Una galescola con luz prestada

GALICIA

Una escuela infantil del municipio coruñés de Culleredo lleva funcionando un mes con electricidad de obra y la alcaldesa en funciones alega que «é moi habitual»

30 ene 2009 . Actualizado a las 02:20 h.

La compañía eléctrica todavía no tiene entre sus clientes a la galescola de Vilaboa, parroquia urbana localizada en el municipio coruñés de Culleredo. Pero la verdad es que el centro tiene suministro. Hace un mes que sus instalaciones entraron en funcionamiento y todavía siguen enganchadas a la luz de obra. Ante la puerta principal de la galescola, en el exterior, unas tablas de madera sujetan los cables que proceden de los edificios ubicados en la acera de enfrente, en la calle Dereitos Humáns. Estos cables que surten de electricidad a esos edificios son los mismos que alimentan de rebote a la galescola.

La alcaldesa en funciones y concejala nacionalista de bienestar social, Raquel Jabares, tiene explicación para esta novedosa fórmula de comunidad eléctrica. Explica que el gobierno local demandó el alta de la línea hace varios meses a Unión Fenosa, pero no ha obtenido todavía respuesta. «Solicitouse formalmente fai meses, pero é moi habitual comenzar a funcionar coa luz de obra», explicó.

En todo caso, la alcaldesa en funciones recalca que las galescolas dependen del Consorcio de Benestar Social, organismo de Vicepresidencia. Fue ese departamento de la Xunta, añade, el que se encargó de realizar todas las inspecciones oportunas y, posteriormente, autorizó su apertura el pasado 2 de enero.

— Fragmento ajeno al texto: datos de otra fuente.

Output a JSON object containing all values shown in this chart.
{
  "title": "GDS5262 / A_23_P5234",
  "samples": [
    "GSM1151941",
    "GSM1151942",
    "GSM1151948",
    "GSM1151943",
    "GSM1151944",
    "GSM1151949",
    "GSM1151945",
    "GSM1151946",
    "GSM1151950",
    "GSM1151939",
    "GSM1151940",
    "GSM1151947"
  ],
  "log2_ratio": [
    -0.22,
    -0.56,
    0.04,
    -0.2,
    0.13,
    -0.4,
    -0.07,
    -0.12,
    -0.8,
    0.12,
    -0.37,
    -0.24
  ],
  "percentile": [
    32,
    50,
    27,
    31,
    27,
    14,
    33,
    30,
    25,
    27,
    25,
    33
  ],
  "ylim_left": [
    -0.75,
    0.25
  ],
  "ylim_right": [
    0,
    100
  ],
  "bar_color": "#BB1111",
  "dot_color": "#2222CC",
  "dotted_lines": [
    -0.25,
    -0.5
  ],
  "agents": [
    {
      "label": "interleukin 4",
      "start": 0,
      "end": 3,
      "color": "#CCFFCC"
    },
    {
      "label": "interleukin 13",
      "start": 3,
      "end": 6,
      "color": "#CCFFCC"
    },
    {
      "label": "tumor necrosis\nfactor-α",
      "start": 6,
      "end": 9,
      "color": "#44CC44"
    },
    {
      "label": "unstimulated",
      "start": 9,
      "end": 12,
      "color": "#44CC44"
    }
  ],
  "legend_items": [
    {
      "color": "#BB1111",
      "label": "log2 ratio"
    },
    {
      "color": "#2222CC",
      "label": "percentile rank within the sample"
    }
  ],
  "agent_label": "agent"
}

La galescola abrió, pero con la obra exterior pendiente de ser rematada. El terreno ubicado en la parte posterior del edificio se encuentra completamente levantado, con la tierra revuelta a la espera de que alguien ponga unas semillas de las que luego brote la hierba. El gobierno local alega que están «esperando que veña o bo tempo para plantar o césped, porque agora non se pode plantar».

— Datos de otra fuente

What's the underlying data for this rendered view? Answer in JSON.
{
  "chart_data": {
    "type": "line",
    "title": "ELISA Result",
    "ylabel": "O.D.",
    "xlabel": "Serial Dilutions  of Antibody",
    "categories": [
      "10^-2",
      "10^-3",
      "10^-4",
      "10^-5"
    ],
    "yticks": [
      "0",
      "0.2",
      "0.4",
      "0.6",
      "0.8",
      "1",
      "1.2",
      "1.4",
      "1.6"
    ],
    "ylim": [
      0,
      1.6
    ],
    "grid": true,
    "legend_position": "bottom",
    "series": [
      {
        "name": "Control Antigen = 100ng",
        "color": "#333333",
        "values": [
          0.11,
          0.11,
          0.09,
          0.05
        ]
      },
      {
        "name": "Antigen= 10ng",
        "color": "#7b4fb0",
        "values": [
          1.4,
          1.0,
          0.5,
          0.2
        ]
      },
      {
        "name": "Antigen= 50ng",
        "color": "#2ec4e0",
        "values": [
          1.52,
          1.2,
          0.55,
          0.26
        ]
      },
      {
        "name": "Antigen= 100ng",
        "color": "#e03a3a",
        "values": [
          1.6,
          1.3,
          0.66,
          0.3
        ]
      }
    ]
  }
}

Aunque no tengan un campo, la alcaldesa en funciones sugiere que hay una zona lo suficientemente amplia para jugar en el interior del edificio. Para ella, el retraso de los trabajos pendientes de realizar en la parte exterior no ocasiona ningún problema para la seguridad de los niños que acuden al centro.

Críticas

La galescola ya fue puesta en la picota este mes por uno de los partidos de la oposición, APdeC, que denunció que el centro no reunía las condiciones necesarias para su puesta en funcionamiento.

Sus críticas se centraban precisamente en que los exteriores del centro estaban sin acondicionar. Únicamente ese hecho, a su juicio, era un «incumplimiento de la normativa vigente porque la obra tiene que estar terminada para que exista seguridad».

Los motivos de carácter electoral eran la razón que para APdeC condujo al BNG, que comparte el gobierno cullerdense con los socialistas, a abrir de «forma precipitada el centro, coincidiendo con la visita de Anxo Quintana al municipio coruñés», reprobaron en su día.